Ce qui a conféré, en vérité, un rôle de premier plan au secteur privé dans la diplomatie économique royale africaine et a fait gagner au patronat du poids, l’érigeant en une institution incontournable avec laquelle l’administration devrait compter.

Défaillances des PME
Celle-ci a bel et bien compris son intérêt à se concerter et à collaborer avec la CGEM avant le lancement de tout projet impactant le secteur privé, de près ou de loin. Pour preuve, les rounds de concertation avec les opérateurs économiques qui ont précédé l’annonce de la mise en place de la flexibilité du change (décision reportée sine die par le gouvernement). Ceci est à mettre à l’actif de Miriem Bensalah-Chaqroun, indépendamment du bilan qui laisse entrevoir un penchant à défendre les intérêts des grandes entreprises au grand dam des petites et moyennes entreprises.

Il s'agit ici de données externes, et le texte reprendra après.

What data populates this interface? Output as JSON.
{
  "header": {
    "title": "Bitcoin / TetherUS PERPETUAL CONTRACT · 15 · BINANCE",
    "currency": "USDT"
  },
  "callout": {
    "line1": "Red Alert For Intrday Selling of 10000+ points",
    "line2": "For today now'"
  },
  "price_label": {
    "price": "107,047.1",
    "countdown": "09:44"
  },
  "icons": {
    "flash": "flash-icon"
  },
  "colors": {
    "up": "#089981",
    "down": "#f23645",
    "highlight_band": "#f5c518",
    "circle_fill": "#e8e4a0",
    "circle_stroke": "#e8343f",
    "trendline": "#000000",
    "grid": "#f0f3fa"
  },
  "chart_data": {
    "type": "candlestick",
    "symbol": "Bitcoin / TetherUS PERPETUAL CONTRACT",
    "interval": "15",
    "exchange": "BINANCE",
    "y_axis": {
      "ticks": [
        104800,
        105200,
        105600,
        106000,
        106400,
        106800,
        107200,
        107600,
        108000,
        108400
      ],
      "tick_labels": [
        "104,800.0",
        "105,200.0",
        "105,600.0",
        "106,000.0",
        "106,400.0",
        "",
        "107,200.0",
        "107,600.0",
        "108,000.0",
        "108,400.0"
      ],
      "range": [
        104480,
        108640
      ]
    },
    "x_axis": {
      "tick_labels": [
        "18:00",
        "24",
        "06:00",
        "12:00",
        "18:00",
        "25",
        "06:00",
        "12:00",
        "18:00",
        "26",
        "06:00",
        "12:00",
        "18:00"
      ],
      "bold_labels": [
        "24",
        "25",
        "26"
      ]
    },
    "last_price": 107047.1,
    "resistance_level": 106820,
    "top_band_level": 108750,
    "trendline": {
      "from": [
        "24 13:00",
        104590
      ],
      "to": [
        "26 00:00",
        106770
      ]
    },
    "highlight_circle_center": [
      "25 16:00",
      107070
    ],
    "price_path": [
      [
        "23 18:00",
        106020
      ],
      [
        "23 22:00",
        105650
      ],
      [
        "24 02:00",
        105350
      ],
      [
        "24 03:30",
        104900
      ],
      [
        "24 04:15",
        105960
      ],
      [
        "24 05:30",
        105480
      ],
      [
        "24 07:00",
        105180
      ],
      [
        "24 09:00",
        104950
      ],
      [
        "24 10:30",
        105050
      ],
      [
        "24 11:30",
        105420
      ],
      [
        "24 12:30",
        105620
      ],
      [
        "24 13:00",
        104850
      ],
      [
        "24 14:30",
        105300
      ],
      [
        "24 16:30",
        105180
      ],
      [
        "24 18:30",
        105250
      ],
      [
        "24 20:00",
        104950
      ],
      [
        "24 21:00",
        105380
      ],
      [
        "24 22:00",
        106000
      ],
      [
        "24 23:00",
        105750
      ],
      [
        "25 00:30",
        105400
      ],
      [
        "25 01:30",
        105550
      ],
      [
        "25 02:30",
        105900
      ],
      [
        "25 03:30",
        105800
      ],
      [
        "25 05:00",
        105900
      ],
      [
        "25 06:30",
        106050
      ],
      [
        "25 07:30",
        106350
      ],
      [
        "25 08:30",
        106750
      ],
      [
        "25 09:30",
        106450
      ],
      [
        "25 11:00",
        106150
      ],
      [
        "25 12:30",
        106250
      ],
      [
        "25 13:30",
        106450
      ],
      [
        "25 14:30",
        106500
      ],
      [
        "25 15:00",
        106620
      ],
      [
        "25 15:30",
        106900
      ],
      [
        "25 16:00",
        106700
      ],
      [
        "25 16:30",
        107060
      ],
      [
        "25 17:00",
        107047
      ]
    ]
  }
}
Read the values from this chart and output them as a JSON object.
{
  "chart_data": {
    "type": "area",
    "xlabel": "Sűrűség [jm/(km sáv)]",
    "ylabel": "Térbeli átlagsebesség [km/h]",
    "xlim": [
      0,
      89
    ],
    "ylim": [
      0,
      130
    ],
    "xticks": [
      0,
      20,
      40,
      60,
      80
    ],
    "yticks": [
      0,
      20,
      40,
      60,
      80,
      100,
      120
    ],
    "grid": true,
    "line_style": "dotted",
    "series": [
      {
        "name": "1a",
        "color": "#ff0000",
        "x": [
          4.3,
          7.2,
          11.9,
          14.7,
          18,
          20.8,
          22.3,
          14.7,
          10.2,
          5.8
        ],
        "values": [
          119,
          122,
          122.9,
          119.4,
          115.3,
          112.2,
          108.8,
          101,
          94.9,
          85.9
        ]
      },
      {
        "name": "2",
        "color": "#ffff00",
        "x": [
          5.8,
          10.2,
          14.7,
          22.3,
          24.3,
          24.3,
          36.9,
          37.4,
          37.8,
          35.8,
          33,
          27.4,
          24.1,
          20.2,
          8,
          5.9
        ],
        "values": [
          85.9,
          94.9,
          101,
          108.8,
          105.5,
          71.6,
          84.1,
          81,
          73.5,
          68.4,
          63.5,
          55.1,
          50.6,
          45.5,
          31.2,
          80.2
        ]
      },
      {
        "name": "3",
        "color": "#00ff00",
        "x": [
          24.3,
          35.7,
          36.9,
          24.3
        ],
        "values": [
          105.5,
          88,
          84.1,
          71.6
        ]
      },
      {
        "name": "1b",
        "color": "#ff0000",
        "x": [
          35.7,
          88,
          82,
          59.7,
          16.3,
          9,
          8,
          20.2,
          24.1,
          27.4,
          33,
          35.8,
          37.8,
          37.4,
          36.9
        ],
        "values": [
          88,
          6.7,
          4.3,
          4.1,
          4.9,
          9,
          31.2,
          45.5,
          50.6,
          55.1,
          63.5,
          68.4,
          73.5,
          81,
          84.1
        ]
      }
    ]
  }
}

D’ailleurs, durant ces dernières années, les défaillances des PME ont atteint des proportions pour le moins inquiétantes, avec tout ce que cela entraîne comme conséquences sur le taux de chômage.

Tous les regards seront dirigés dans quelques jours sur ce candidat donné pour favori qu’est Salaheddine Mezouar. En tout cas, que ce soit lui ou quelqu’un d’autre, la direction de la CGEM va-t-elle enfin défendre avec la même véhémence les intérêts des petits au même titre que les grands, notamment auprès des banques mais aussi pour tout ce qui est application de la loi sur les délais de paiement qui étouffent les PME?